Queue Concept and FIFO Principle in DSA Python - Time & Space Complexity
We want to understand how long it takes to add or remove items in a queue.
How does the time change when the queue gets bigger?
Analyze the time complexity of the following code snippet.
class Queue:
def __init__(self):
self.items = []
def enqueue(self, item):
self.items.append(item) # Add to end
def dequeue(self):
return self.items.pop(0) # Remove from front
This code adds items to the end and removes items from the front of a list to act like a queue.
Identify the loops, recursion, array traversals that repeat.
- Primary operation: Adding to the end (append) and removing from the front (pop at index 0) of the list.

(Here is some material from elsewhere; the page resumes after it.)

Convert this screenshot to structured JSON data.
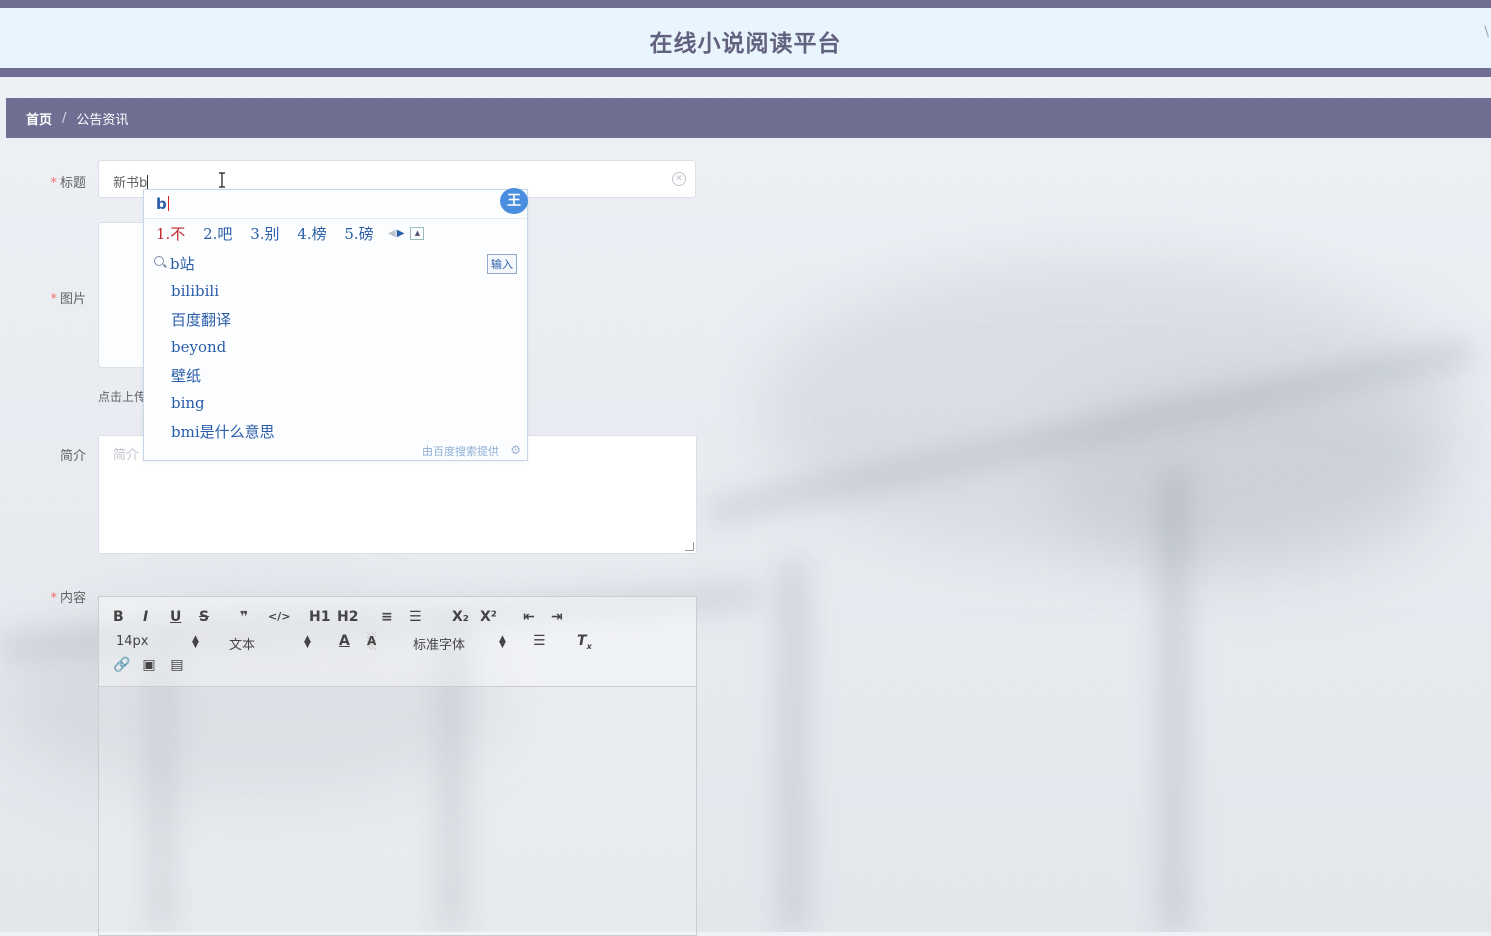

- How many times: Each enqueue or dequeue is done once per operation, but dequeue shifts all remaining items.
Adding an item takes about the same time no matter how big the queue is.
Removing an item from the front takes longer as the queue grows because all other items move forward.
| Input Size (n) | Approx. Operations for dequeue |
|---|---|
| 10 | 9 moves |
| 100 | 99 moves |
| 1000 | 999 moves |
Pattern observation: Removing from front grows linearly with queue size; adding to end stays constant.
Time Complexity: O(n) for dequeue, O(1) for enqueue
This means adding is fast and steady, but removing gets slower as the queue grows.
[X] Wrong: "Both adding and removing items in a queue take the same fast time."
[OK] Correct: Removing from the front of a list shifts all other items, so it takes longer as the queue grows.
Understanding how queue operations scale helps you choose the right data structure for fast performance.
"What if we used a linked list instead of a list for the queue? How would the time complexity change?"